In the case of agriculture, green growth is largely synonymous with what is now termed “sustainable intensification”. The term “sustainable intensification” is used by (among others) FAO, OECD, and in the UK Foresight report to characterise increased production through increased resource efficiency, taking into account environmental concerns, and potential synergies/trade- offs with climate change goals. The discussion over key aspects of the concept of sustainable intensification have been brought together in an OECD workshop of the Co-operative Research Programme on Biological Resource Management for Sustainable Agricultural Systems on Feeding 9 billion by 2050: challenges and opportunities and in particular in a paper by Charles Godfray on The debate over sustainable intensification (Food Security 2015).
Sustainable intensification essentially implies “land sparing”, whose aim is to increase yields on existing agricultural land, leaving other land as unfarmed green, conservation areas. This is perhaps most attractive in high population-dense countries, such as the Netherlands (which has a highly intensive, highly productive agriculture with scarce green space), but has also been important in North America where agricultural land and wilderness are distinct spaces. Land sparing can be contrasted with “land sharing”, whereby the aim is to meet production and conservation objectives from the same land.
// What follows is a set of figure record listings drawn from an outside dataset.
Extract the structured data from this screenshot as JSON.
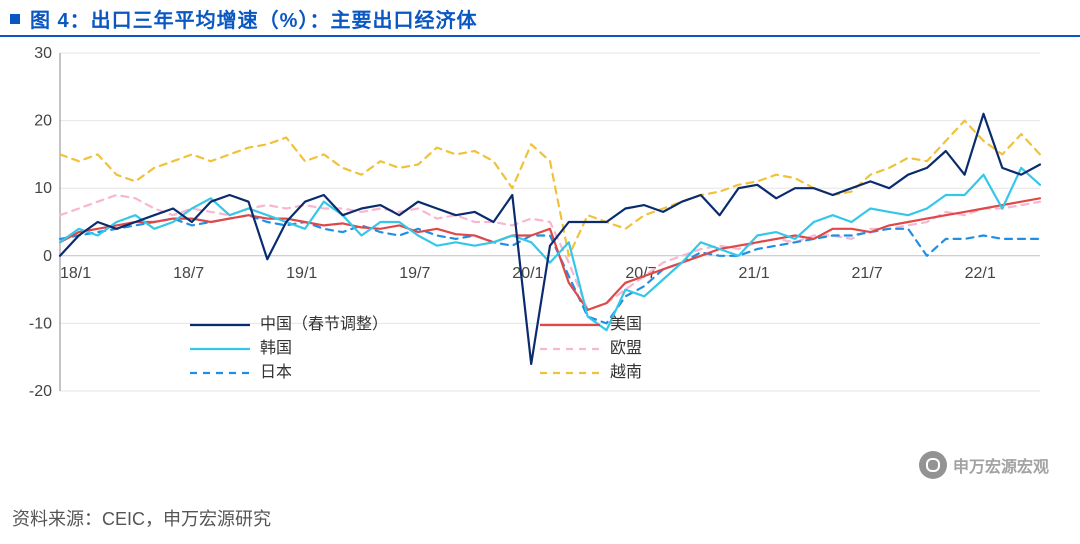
{
  "title": "图 4：出口三年平均增速（%）：主要出口经济体",
  "source": "资料来源：CEIC，申万宏源研究",
  "watermark": "申万宏源宏观",
  "chart": {
    "type": "line",
    "background_color": "#ffffff",
    "grid_color": "#e6e6e6",
    "axis_color": "#888888",
    "zero_color": "#bfbfbf",
    "title_color": "#0a57c2",
    "text_color": "#444444",
    "font_family": "Microsoft YaHei",
    "title_fontsize": 20,
    "tick_fontsize": 16,
    "legend_fontsize": 16,
    "line_width": 2.2,
    "ylim": [
      -20,
      30
    ],
    "ytick_step": 10,
    "yticks": [
      -20,
      -10,
      0,
      10,
      20,
      30
    ],
    "x_labels": [
      "18/1",
      "18/7",
      "19/1",
      "19/7",
      "20/1",
      "20/7",
      "21/1",
      "21/7",
      "22/1"
    ],
    "x_count": 53,
    "legend": {
      "position": "bottom-inside",
      "items": [
        {
          "label": "中国（春节调整）",
          "series_key": "china"
        },
        {
          "label": "美国",
          "series_key": "usa"
        },
        {
          "label": "韩国",
          "series_key": "korea"
        },
        {
          "label": "欧盟",
          "series_key": "eu"
        },
        {
          "label": "日本",
          "series_key": "japan"
        },
        {
          "label": "越南",
          "series_key": "vietnam"
        }
      ]
    },
    "series": {
      "china": {
        "label": "中国（春节调整）",
        "color": "#0a2c6e",
        "dash": "solid",
        "data": [
          0,
          3,
          5,
          4,
          5,
          6,
          7,
          5,
          8,
          9,
          8,
          -0.5,
          5,
          8,
          9,
          6,
          7,
          7.5,
          6,
          8,
          7,
          6,
          6.5,
          5,
          9,
          -16,
          1.5,
          5,
          5,
          5,
          7,
          7.5,
          6.5,
          8,
          9,
          6,
          10,
          10.5,
          8.5,
          10,
          10,
          9,
          10,
          11,
          10,
          12,
          13,
          15.5,
          12,
          21,
          13,
          12,
          13.5
        ]
      },
      "usa": {
        "label": "美国",
        "color": "#e04848",
        "dash": "solid",
        "data": [
          2,
          3.5,
          4,
          4.5,
          5,
          5,
          5.5,
          5.5,
          5,
          5.5,
          6,
          5.5,
          5.5,
          5,
          4.5,
          4.8,
          4.2,
          4,
          4.5,
          3.5,
          4,
          3.2,
          3,
          2,
          3,
          3,
          4,
          -4,
          -8,
          -7,
          -4,
          -3,
          -2,
          -1,
          0,
          1,
          1.5,
          2,
          2.5,
          3,
          2.5,
          4,
          4,
          3.5,
          4.5,
          5,
          5.5,
          6,
          6.5,
          7,
          7.5,
          8,
          8.5
        ]
      },
      "korea": {
        "label": "韩国",
        "color": "#35c7e8",
        "dash": "solid",
        "data": [
          2,
          4,
          3,
          5,
          6,
          4,
          5,
          7,
          8.5,
          6,
          7,
          6,
          5,
          4,
          8,
          6,
          3,
          5,
          5,
          3,
          1.5,
          2,
          1.5,
          2,
          3,
          2,
          -1,
          2,
          -9,
          -11,
          -5,
          -6,
          -3.5,
          -1,
          2,
          1,
          0,
          3,
          3.5,
          2.5,
          5,
          6,
          5,
          7,
          6.5,
          6,
          7,
          9,
          9,
          12,
          7,
          13,
          10.5
        ]
      },
      "eu": {
        "label": "欧盟",
        "color": "#f8b6d0",
        "dash": "dashed",
        "data": [
          6,
          7,
          8,
          9,
          8.5,
          7,
          6,
          7,
          6.5,
          6,
          7,
          7.5,
          7,
          7.5,
          7,
          7,
          6.5,
          7,
          6.5,
          7,
          5.5,
          6,
          5,
          5,
          4.5,
          5.5,
          5,
          -1,
          -8,
          -7,
          -5,
          -3,
          -1,
          0,
          1,
          1.5,
          1,
          2,
          2.5,
          2,
          3,
          3,
          2.5,
          4,
          4,
          4.5,
          5,
          6.5,
          6,
          7,
          7,
          7.5,
          8
        ]
      },
      "japan": {
        "label": "日本",
        "color": "#1f8fe6",
        "dash": "dashed",
        "data": [
          2.5,
          3,
          3.5,
          4,
          4.5,
          5,
          5.5,
          4.5,
          5,
          5.5,
          6,
          5,
          4.5,
          5,
          4,
          3.5,
          4.5,
          3.5,
          3,
          4,
          3,
          2.5,
          3,
          2,
          1.5,
          3,
          3,
          -3,
          -9,
          -10,
          -6,
          -4.5,
          -2,
          -1,
          0.5,
          0,
          0,
          1,
          1.5,
          2,
          2.5,
          3,
          3,
          3.5,
          4,
          4,
          0,
          2.5,
          2.5,
          3,
          2.5,
          2.5,
          2.5
        ]
      },
      "vietnam": {
        "label": "越南",
        "color": "#efc23a",
        "dash": "dashed",
        "data": [
          15,
          14,
          15,
          12,
          11,
          13,
          14,
          15,
          14,
          15,
          16,
          16.5,
          17.5,
          14,
          15,
          13,
          12,
          14,
          13,
          13.5,
          16,
          15,
          15.5,
          14,
          10,
          16.5,
          14,
          0,
          6,
          5,
          4,
          6,
          7,
          8,
          9,
          9.5,
          10.5,
          11,
          12,
          11.5,
          10,
          9,
          9.5,
          12,
          13,
          14.5,
          14,
          17,
          20,
          17,
          15,
          18,
          15
        ]
      }
    }
  }
}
This is essentially the European agricultural model, whose achievement has been attempted by a whole range of cross compliance, agri-environmental payments, and regulations. The different models are important for the future of agriculture in Europe: both, overall, can achieve desired environmental outcomes, but the former pays more attention to a competitive agriculture, while the latter focuses on a multifunctional agriculture (COPA-COGEA 2011; European Commission 2011; Harper 2012).
The FAO (2010, 2011) has also developed the concept of Climate Smart Agriculture to address simultaneously productivity and environmental concerns in a wide variety of production systems, taking into account the scale and specific context of each situation. Building resilience to climate change for a range of production systems, from the smallholder mixed cropping and livestock systems to intensive farming practices such as large monocultures and concentrated animal-feeding operations, can also help address the challenges of the future.
Agricultural production has to increase, particularly in developing countries, both in quantity and diversity to ensure food and nutrition security and to address future growth in demand. In particular, livestock-sourced foods are projected to increase significantly in developing countries. Under a “business as usual” scenario, this increase will translate in a proportionate increase in direct emissions from the agricultural sector and in increased indirect emissions from derived crop feed demand (for pigs and poultry), deforestation, and production of inputs. To feed the world while contributing to climate change mitigation, there is therefore a need to decouple the increase of emissions from the growth in food production such that the pressure on the environment (GHG emissions, water use, and pollution) per unit of agricultural output produced decreases. This can be achieved by actions on both the supply and demand sides of the agri-food chain.